The new design will reflect “our Marian spirit,” said Sister Francis. A rosary will remain as a prominent part of the design. The new habits will be sewn by the Sisters themselves, although a seamstress has offered her assistance with the project.
The Association’s name, “Sisters of Mary, Mother of the Church,” includes their devotion to the Blessed Mother, but also their desire to be in communion with the Catholic Church.
“I feel great joy in knowing I’m a part of the Church,” said Mother de Lourdes. “I was not willfully outside.” But there is joy, too, in knowing that she is “part of the universal, Catholic Church – this worldwide unity of my spiritual brothers and sisters, the Mystical Body.”
On June 23, the Sisters made their Profession of Faith: the Nicene Creed, with the addition of a sentence from the Rite of Christian Initiation of Adults:
“I believe and profess all that the Holy Catholic Church believes, teaches, and proclaims to be revealed by God.”
Father Connall and other priests of the diocese concele-brated Mass for them June 24.
“I am convinced that God has been behind all of this,” said Father Connall. “When there are problems in the Church, do we reform from within or from without?
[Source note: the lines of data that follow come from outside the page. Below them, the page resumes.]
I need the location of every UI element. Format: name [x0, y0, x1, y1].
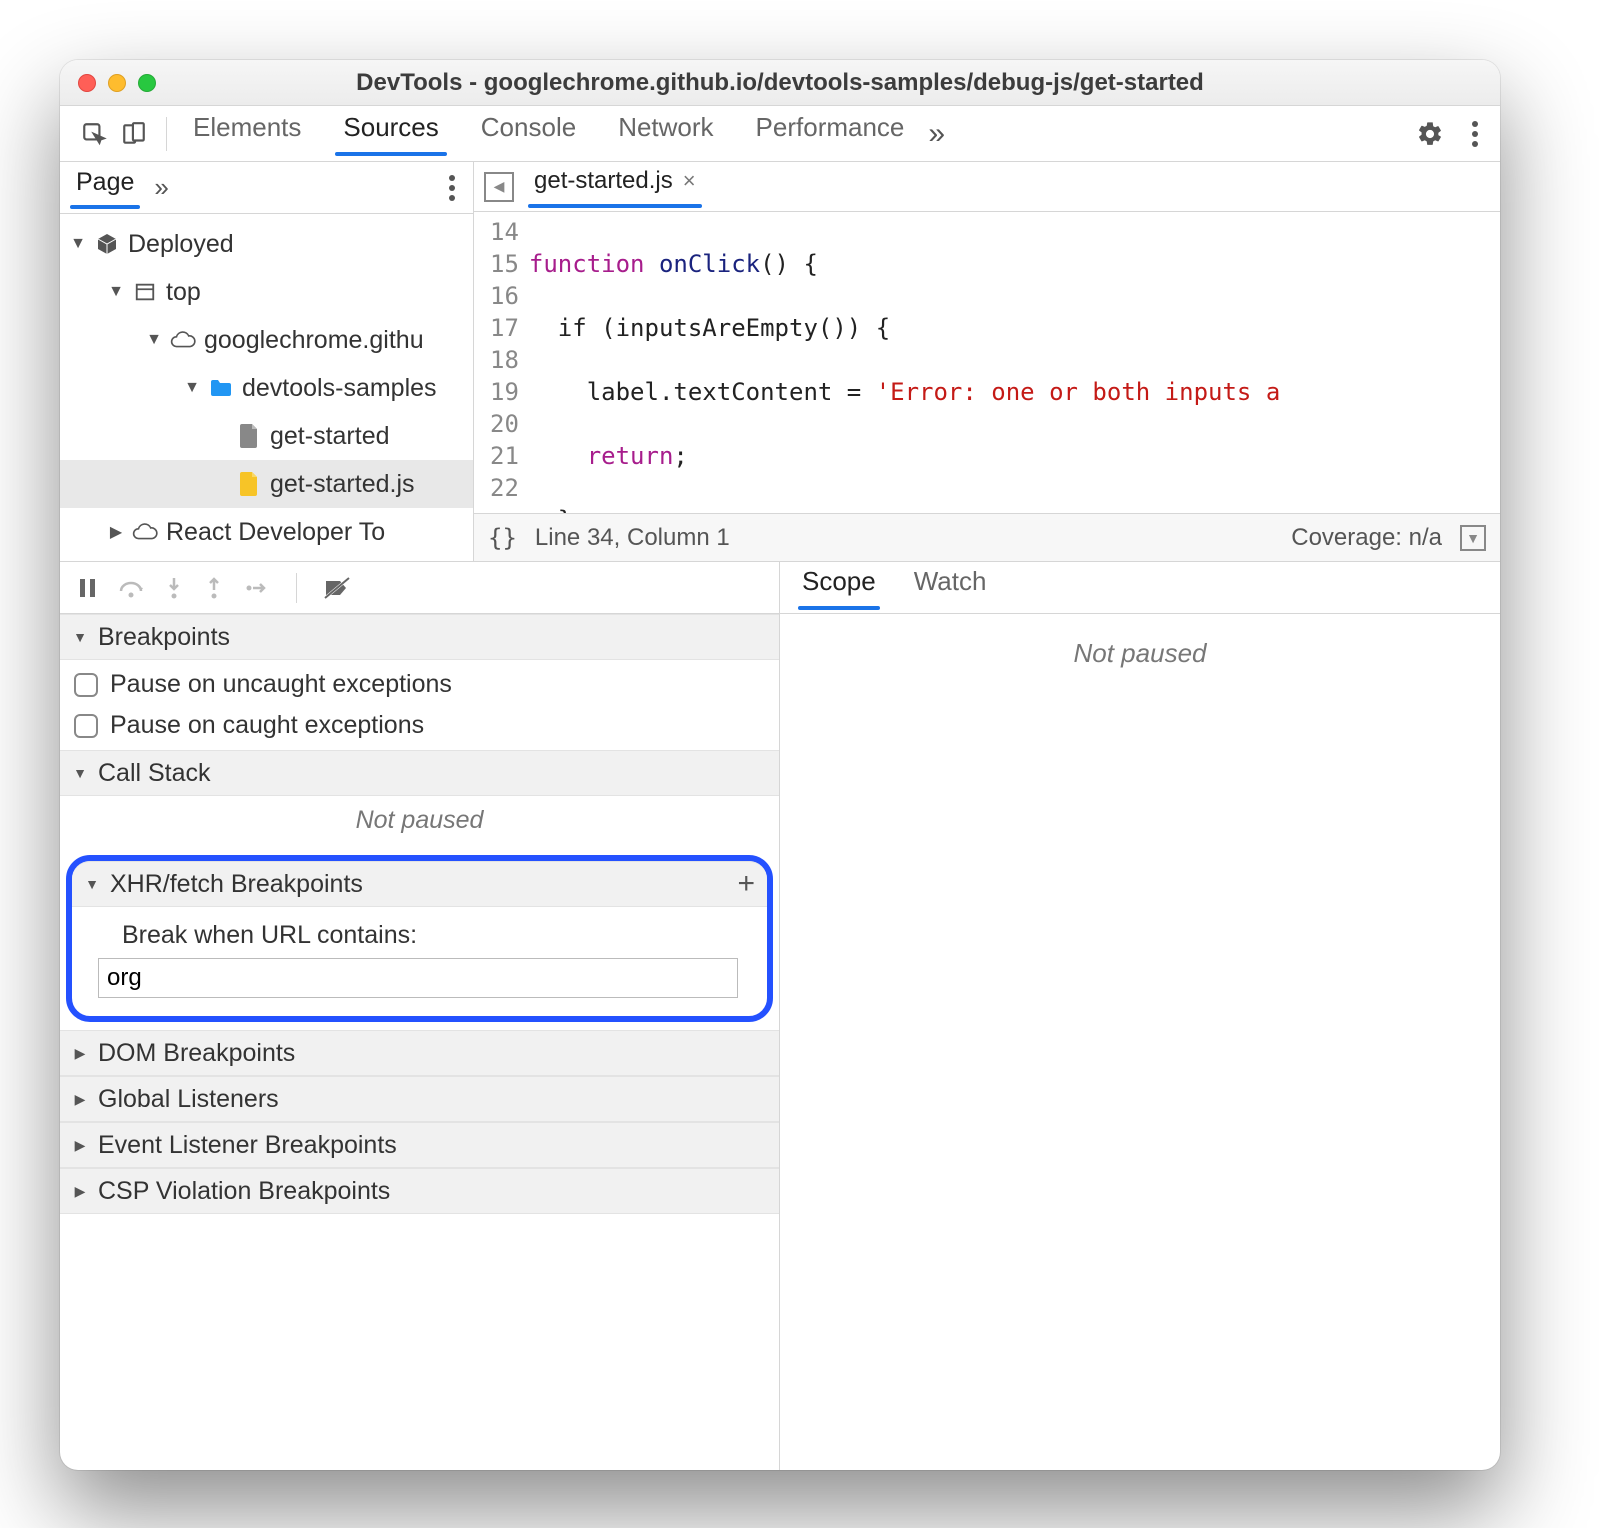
step-icon[interactable] — [244, 578, 270, 598]
step-out-icon[interactable] — [204, 576, 224, 600]
tree-origin[interactable]: googlechrome.githu — [60, 316, 473, 364]
xhr-url-input[interactable] — [98, 958, 738, 998]
tab-console[interactable]: Console — [477, 112, 580, 155]
editor-footer: {} Line 34, Column 1 Coverage: n/a ▼ — [474, 513, 1500, 561]
section-breakpoints[interactable]: Breakpoints — [60, 614, 779, 660]
tree-folder[interactable]: devtools-samples — [60, 364, 473, 412]
cloud-icon — [132, 519, 158, 545]
sources-pane: Page » Deployed top googlech — [60, 162, 1500, 562]
close-window-icon[interactable] — [78, 74, 96, 92]
cursor-position: Line 34, Column 1 — [535, 524, 730, 552]
frame-icon — [132, 279, 158, 305]
inspect-icon[interactable] — [74, 114, 114, 154]
nav-more-button[interactable]: » — [154, 172, 168, 203]
checkbox-icon[interactable] — [74, 714, 98, 738]
section-xhr-breakpoints[interactable]: XHR/fetch Breakpoints + — [72, 861, 767, 907]
tree-label: React Developer To — [166, 518, 385, 547]
coverage-label: Coverage: n/a — [1291, 524, 1442, 552]
add-xhr-breakpoint-icon[interactable]: + — [737, 867, 755, 901]
step-into-icon[interactable] — [164, 576, 184, 600]
tab-scope[interactable]: Scope — [798, 566, 880, 609]
window-title: DevTools - googlechrome.github.io/devtoo… — [60, 69, 1500, 97]
minimize-window-icon[interactable] — [108, 74, 126, 92]
tree-top[interactable]: top — [60, 268, 473, 316]
checkbox-icon[interactable] — [74, 673, 98, 697]
file-tab[interactable]: get-started.js × — [528, 167, 702, 207]
tree-react-ext[interactable]: React Developer To — [60, 508, 473, 556]
line-gutter: 141516171819202122 — [474, 212, 529, 513]
folder-icon — [208, 375, 234, 401]
pause-caught-checkbox[interactable]: Pause on caught exceptions — [60, 705, 779, 746]
tree-file-js[interactable]: get-started.js — [60, 460, 473, 508]
menu-icon[interactable] — [1464, 113, 1486, 155]
coverage-dropdown-icon[interactable]: ▼ — [1460, 525, 1486, 551]
section-call-stack[interactable]: Call Stack — [60, 750, 779, 796]
main-toolbar: Elements Sources Console Network Perform… — [60, 106, 1500, 162]
js-file-icon — [236, 471, 262, 497]
close-tab-icon[interactable]: × — [683, 168, 696, 194]
tree-label: devtools-samples — [242, 374, 437, 403]
section-event-listener-breakpoints[interactable]: Event Listener Breakpoints — [60, 1122, 779, 1168]
xhr-breakpoints-highlight: XHR/fetch Breakpoints + Break when URL c… — [66, 855, 773, 1022]
maximize-window-icon[interactable] — [138, 74, 156, 92]
deactivate-breakpoints-icon[interactable] — [323, 576, 351, 600]
tree-label: get-started.js — [270, 470, 415, 499]
section-global-listeners[interactable]: Global Listeners — [60, 1076, 779, 1122]
document-icon — [236, 423, 262, 449]
tab-sources[interactable]: Sources — [339, 112, 442, 155]
tree-label: googlechrome.githu — [204, 326, 424, 355]
device-toggle-icon[interactable] — [114, 114, 154, 154]
step-over-icon[interactable] — [118, 577, 144, 599]
scope-empty: Not paused — [780, 614, 1500, 1470]
tree-deployed[interactable]: Deployed — [60, 220, 473, 268]
tab-elements[interactable]: Elements — [189, 112, 305, 155]
pretty-print-icon[interactable]: {} — [488, 524, 517, 552]
settings-icon[interactable] — [1416, 120, 1444, 148]
more-tabs-button[interactable]: » — [928, 117, 945, 151]
tab-network[interactable]: Network — [614, 112, 717, 155]
navigator: Page » Deployed top googlech — [60, 162, 474, 561]
tree-file-html[interactable]: get-started — [60, 412, 473, 460]
tab-watch[interactable]: Watch — [910, 566, 991, 609]
deployed-icon — [94, 231, 120, 257]
source-text: function onClick() { if (inputsAreEmpty(… — [529, 212, 1280, 513]
separator — [296, 573, 297, 603]
file-tree: Deployed top googlechrome.githu devtools… — [60, 214, 473, 561]
debugger-toolbar — [60, 562, 779, 614]
call-stack-empty: Not paused — [60, 796, 779, 849]
debugger-left: Breakpoints Pause on uncaught exceptions… — [60, 562, 780, 1470]
debugger-pane: Breakpoints Pause on uncaught exceptions… — [60, 562, 1500, 1470]
devtools-window: DevTools - googlechrome.github.io/devtoo… — [60, 60, 1500, 1470]
file-tab-label: get-started.js — [534, 167, 673, 195]
tree-label: get-started — [270, 422, 390, 451]
tab-performance[interactable]: Performance — [752, 112, 909, 155]
xhr-url-label: Break when URL contains: — [122, 921, 747, 950]
section-dom-breakpoints[interactable]: DOM Breakpoints — [60, 1030, 779, 1076]
tree-label: Deployed — [128, 230, 234, 259]
nav-menu-icon[interactable] — [441, 167, 463, 209]
code-editor: get-started.js × 141516171819202122 func… — [474, 162, 1500, 561]
titlebar: DevTools - googlechrome.github.io/devtoo… — [60, 60, 1500, 106]
pause-uncaught-checkbox[interactable]: Pause on uncaught exceptions — [60, 664, 779, 705]
code-area[interactable]: 141516171819202122 function onClick() { … — [474, 212, 1500, 513]
pause-icon[interactable] — [78, 577, 98, 599]
tree-label: top — [166, 278, 201, 307]
window-controls — [78, 74, 156, 92]
separator — [166, 117, 167, 151]
nav-tab-page[interactable]: Page — [70, 168, 140, 208]
cloud-icon — [170, 327, 196, 353]
scope-panel: Scope Watch Not paused — [780, 562, 1500, 1470]
toggle-navigator-icon[interactable] — [484, 172, 514, 202]
section-csp-breakpoints[interactable]: CSP Violation Breakpoints — [60, 1168, 779, 1214]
We reform from within.”
The Sisters’ return to the Catholic Church is “historic,” he said. Just as the diocese emerges from bankruptcy, the Sisters’ return is “a springtime, a time of life and growth.”
“I think the Church needs a variety of witnesses to Religious life – ways to live Religious life,” he said. “I’ve been edified by the support of other orders” of women Religious.
With their dedication and their witness, “These women, and women Religious in general, other Sisters, too, make me want to be a better person,” said Father Connall.
“As a diocese, we welcome the Sisters of Mary, Mother of the Church to our Catholic family here in Eastern Washington,” said Bishop Skylstad. “Their discernment, which has led them back to the Church, their courage, and their deep faith have truly been inspiring to me personally. I ask all of us in the diocese to pray for them as they pray for us. Most of all, we can thank God for the gift of faith which constantly calls us to conversion and a deeper sense of unity and community with one another. We have truly been blessed!”
Cardinal Dario Castrillón Hoyos of Colombia is the president of the Pontifical Commission Ecclesia Dei which, according to Catholic News Service, was established by Pope John Paul II to ensure pastoral care to former followers of the late traditionalist Archbishop Marcel Lefebvre. Archbishop Lefebvre was excommunicated in 1988 after ordaining bishops without papal approval. He had rejected the liturgical reforms and concepts of religious freedom and ecumenism as formulated by the council.
Although the Sisters from the Mount had not been part of Archbishop Lefebvre’s movement, Cardinal Castrillón wrote them a letter of welcome.
“I am delighted to learn ... you have had the grace to return to full communion with the Catholic Church,” he wrote.
He called their return to the Church a “courageous step.”
“I will be happy to receive news of your growth and development,” wrote the cardinal.
The coming year will be a time of preparation for the next segment of their pilgrimage. It will be a continuation of what has not been an easy journey, said Mother de Lourdes.
“We want the truth of Christ,” she said, “not just what I think the truth is. It was definitely a journey, and it is still a journey.”
Any change can be difficult. Radical change can be frightening.
Said Mother de Lourdes, “After having thought one way, for so long – to step outside that, to feel, ‘I can do this’” – she paused, and then said, “but if you’re seeking the truth, there’s nothing to be afraid of.”